I'm trying to run a Python(version 2.7.1') script where I am using pymysql package to create a table into a database from a CSV file.
It runs correctly in my local system ,however, the problem appears when running the same script as a part of a pipeline in Google Cloud Dataflow.
My Python function is the following one:
class charge_to_db(beam.DoFn):
def process(self, element):
import pymysql
with open(element, 'r') as f:
data = f.read().decode("UTF-8")
datalist = []
for line in data.split('\n'):
datalist.append(line.split(','))
db = pymysql.connect(host='IPadress', user='root', password='mypassword', database='stack_model')
cursor = db.cursor()
cursor.execute("DROP TABLE IF EXISTS stack_convergence")

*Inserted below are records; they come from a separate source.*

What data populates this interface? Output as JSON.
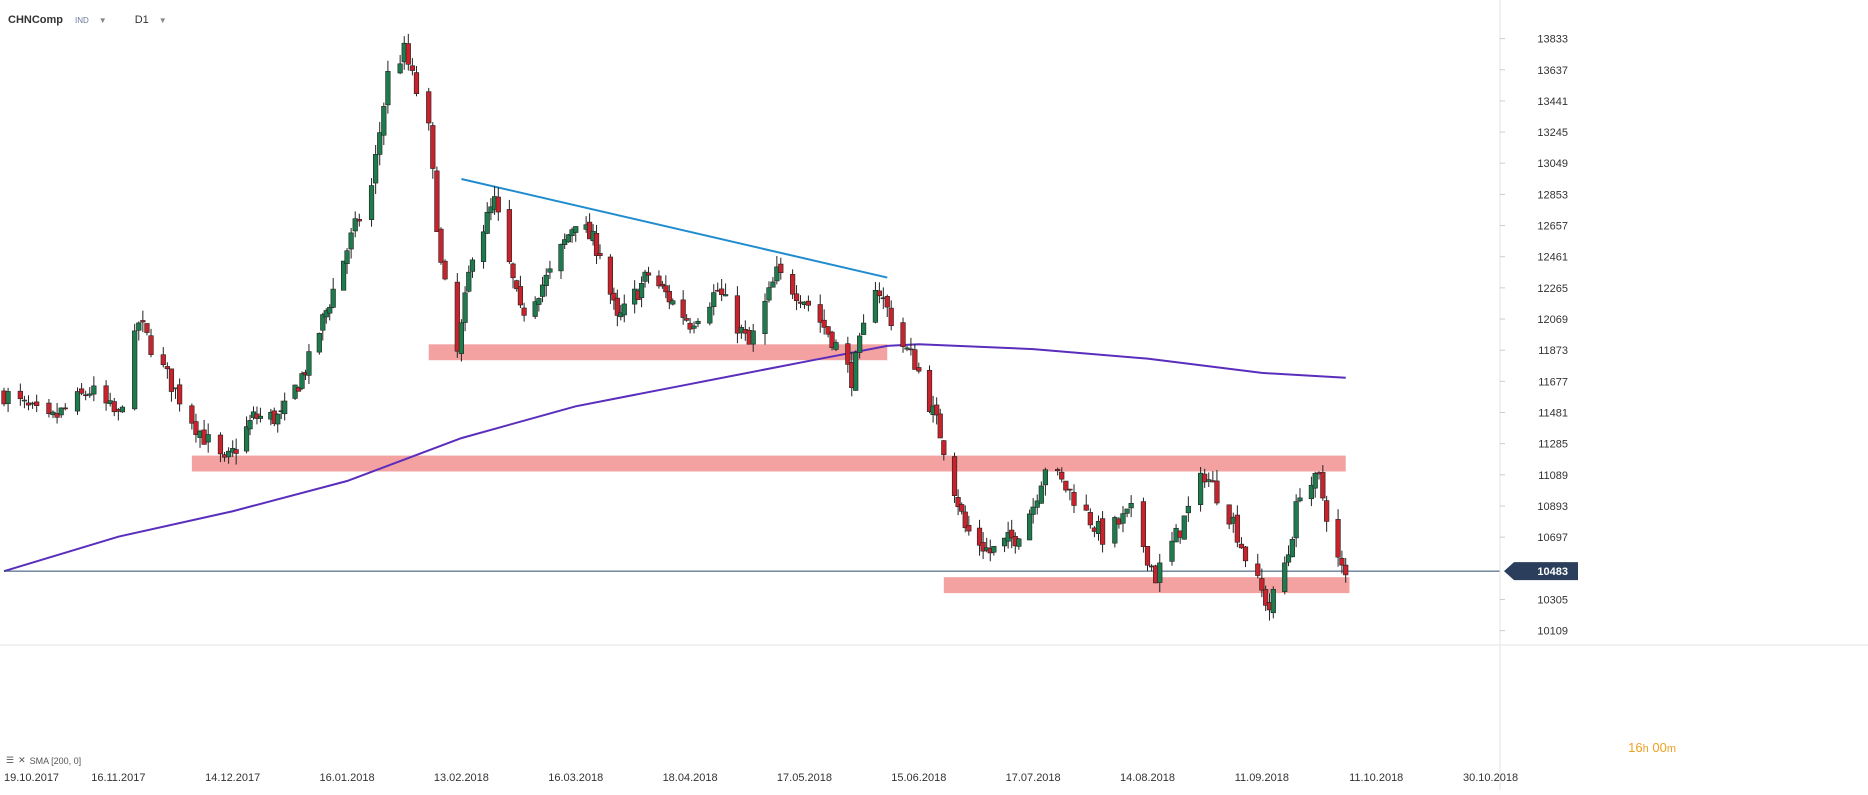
{
  "header": {
    "symbol": "CHNComp",
    "badge": "IND",
    "timeframe": "D1"
  },
  "indicator_legend": "SMA [200, 0]",
  "countdown": {
    "hours": "16",
    "h": "h",
    "minutes": "00",
    "m": "m"
  },
  "colors": {
    "up_candle": "#1e7b4d",
    "down_candle": "#c8232c",
    "trendline": "#1f8ccf",
    "sma": "#5a2dbd",
    "zone": "#f08c8c",
    "price_line": "#2b4a6f",
    "price_tag": "#2b3f5c"
  },
  "chart_data": {
    "type": "candlestick",
    "title": "",
    "ylim": [
      10050,
      13950
    ],
    "y_ticks": [
      13833,
      13637,
      13441,
      13245,
      13049,
      12853,
      12657,
      12461,
      12265,
      12069,
      11873,
      11677,
      11481,
      11285,
      11089,
      10893,
      10697,
      10305,
      10109
    ],
    "x_ticks": [
      "19.10.2017",
      "16.11.2017",
      "14.12.2017",
      "16.01.2018",
      "13.02.2018",
      "16.03.2018",
      "18.04.2018",
      "17.05.2018",
      "15.06.2018",
      "17.07.2018",
      "14.08.2018",
      "11.09.2018",
      "11.10.2018",
      "30.10.2018"
    ],
    "last_price": 10483,
    "waypoints": [
      [
        "19.10.2017",
        11600
      ],
      [
        "30.10.2017",
        11420
      ],
      [
        "09.11.2017",
        11620
      ],
      [
        "16.11.2017",
        11450
      ],
      [
        "21.11.2017",
        12050
      ],
      [
        "27.11.2017",
        11750
      ],
      [
        "05.12.2017",
        11400
      ],
      [
        "12.12.2017",
        11150
      ],
      [
        "20.12.2017",
        11450
      ],
      [
        "28.12.2017",
        11450
      ],
      [
        "05.01.2018",
        11800
      ],
      [
        "12.01.2018",
        12250
      ],
      [
        "22.01.2018",
        12900
      ],
      [
        "26.01.2018",
        13600
      ],
      [
        "30.01.2018",
        13750
      ],
      [
        "05.02.2018",
        13250
      ],
      [
        "08.02.2018",
        12400
      ],
      [
        "12.02.2018",
        11850
      ],
      [
        "16.02.2018",
        12500
      ],
      [
        "22.02.2018",
        12800
      ],
      [
        "01.03.2018",
        12100
      ],
      [
        "09.03.2018",
        12350
      ],
      [
        "16.03.2018",
        12700
      ],
      [
        "23.03.2018",
        12500
      ],
      [
        "28.03.2018",
        12050
      ],
      [
        "06.04.2018",
        12350
      ],
      [
        "18.04.2018",
        12050
      ],
      [
        "25.04.2018",
        12250
      ],
      [
        "03.05.2018",
        11900
      ],
      [
        "10.05.2018",
        12350
      ],
      [
        "17.05.2018",
        12200
      ],
      [
        "24.05.2018",
        11950
      ],
      [
        "29.05.2018",
        11700
      ],
      [
        "04.06.2018",
        12300
      ],
      [
        "11.06.2018",
        11900
      ],
      [
        "14.06.2018",
        11800
      ],
      [
        "21.06.2018",
        11350
      ],
      [
        "28.06.2018",
        10750
      ],
      [
        "05.07.2018",
        10600
      ],
      [
        "12.07.2018",
        10700
      ],
      [
        "17.07.2018",
        10900
      ],
      [
        "20.07.2018",
        11150
      ],
      [
        "27.07.2018",
        10950
      ],
      [
        "03.08.2018",
        10700
      ],
      [
        "10.08.2018",
        10850
      ],
      [
        "16.08.2018",
        10450
      ],
      [
        "22.08.2018",
        10750
      ],
      [
        "28.08.2018",
        11100
      ],
      [
        "04.09.2018",
        10800
      ],
      [
        "08.09.2018",
        10500
      ],
      [
        "13.09.2018",
        10250
      ],
      [
        "18.09.2018",
        10600
      ],
      [
        "21.09.2018",
        11000
      ],
      [
        "26.09.2018",
        11050
      ],
      [
        "01.10.2018",
        10550
      ],
      [
        "03.10.2018",
        10430
      ]
    ],
    "sma_200": [
      [
        "19.10.2017",
        10483
      ],
      [
        "16.11.2017",
        10700
      ],
      [
        "14.12.2017",
        10860
      ],
      [
        "16.01.2018",
        11050
      ],
      [
        "13.02.2018",
        11320
      ],
      [
        "16.03.2018",
        11520
      ],
      [
        "18.04.2018",
        11660
      ],
      [
        "17.05.2018",
        11800
      ],
      [
        "07.06.2018",
        11900
      ],
      [
        "15.06.2018",
        11910
      ],
      [
        "17.07.2018",
        11880
      ],
      [
        "14.08.2018",
        11820
      ],
      [
        "11.09.2018",
        11730
      ],
      [
        "03.10.2018",
        11700
      ]
    ],
    "trendline": [
      [
        "13.02.2018",
        12950
      ],
      [
        "07.06.2018",
        12330
      ]
    ],
    "support_zones": [
      {
        "from": "05.02.2018",
        "to": "07.06.2018",
        "low": 11810,
        "high": 11910
      },
      {
        "from": "04.12.2017",
        "to": "03.10.2018",
        "low": 11110,
        "high": 11210
      },
      {
        "from": "22.06.2018",
        "to": "04.10.2018",
        "low": 10345,
        "high": 10445
      }
    ]
  }
}
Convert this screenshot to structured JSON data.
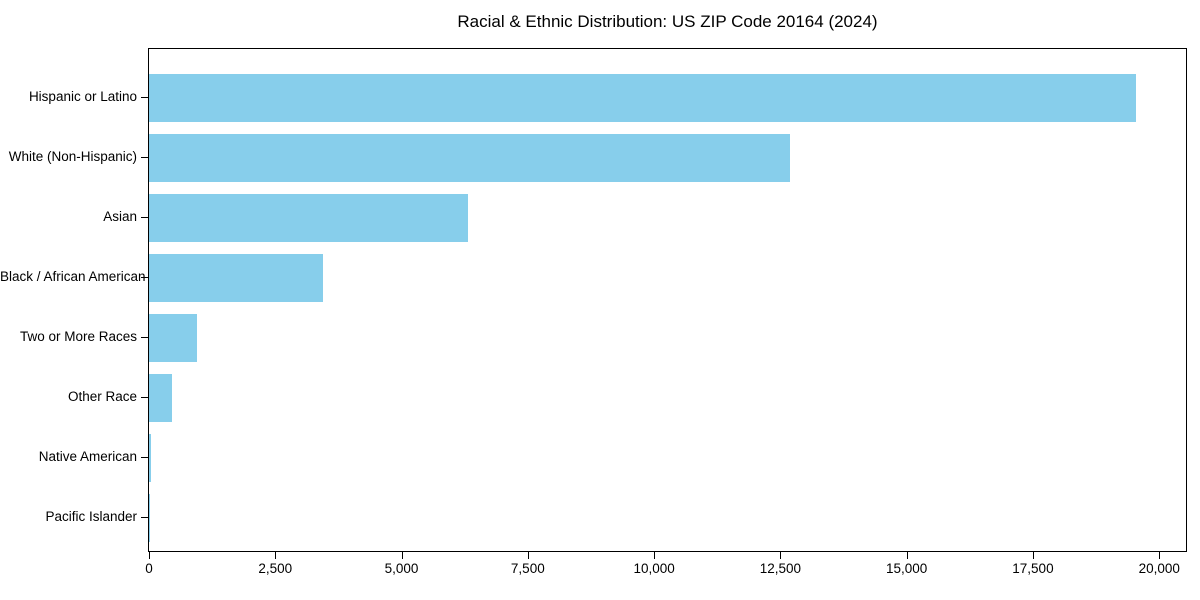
{
  "chart_data": {
    "type": "bar",
    "orientation": "horizontal",
    "title": "Racial & Ethnic Distribution: US ZIP Code 20164 (2024)",
    "categories": [
      "Hispanic or Latino",
      "White (Non-Hispanic)",
      "Asian",
      "Black / African American",
      "Two or More Races",
      "Other Race",
      "Native American",
      "Pacific Islander"
    ],
    "values": [
      19550,
      12700,
      6320,
      3450,
      950,
      450,
      30,
      10
    ],
    "xlabel": "",
    "ylabel": "",
    "xlim": [
      0,
      20530
    ],
    "x_ticks": [
      {
        "value": 0,
        "label": "0"
      },
      {
        "value": 2500,
        "label": "2,500"
      },
      {
        "value": 5000,
        "label": "5,000"
      },
      {
        "value": 7500,
        "label": "7,500"
      },
      {
        "value": 10000,
        "label": "10,000"
      },
      {
        "value": 12500,
        "label": "12,500"
      },
      {
        "value": 15000,
        "label": "15,000"
      },
      {
        "value": 17500,
        "label": "17,500"
      },
      {
        "value": 20000,
        "label": "20,000"
      }
    ],
    "bar_color": "#87CEEB",
    "axis_color": "#000000",
    "text_color": "#000000",
    "grid": false,
    "legend_position": "none"
  }
}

# create columnn names from the first line in fList
up = "upper_bnd"
primal = "primal"
d = "dualit"
gap = "gap_rel"
teta = "teta"
alpha = "alpha"
imba = "imba_avg"
price = "price_avg"
# create STUDENT table // place a comma after each new column except the last
queryCreateConvergenceTable = """CREATE TABLE stack_convergence(
{} float not null,
{} float not null,
{} float not null,
{} float not null,
{} float not null,
{} float not null,
{} float not null,
{} float not null )""".format(up, primal, d, gap, teta, alpha, imba, price)
cursor.execute(queryCreateConvergenceTable)
When running this function in the cloud I'm obtaining the following error:
RuntimeError: OperationalError: (2003, 'Can\'t connect to MySQL server on \'35.195.1.40\' (110 "Connection timed out")')
I don't know why this error is occurring because it runs correctly in local system, so from the local system I have acces to my cloud SQL instance, but not from the dataflow in the cloud.
Why is this error occurring?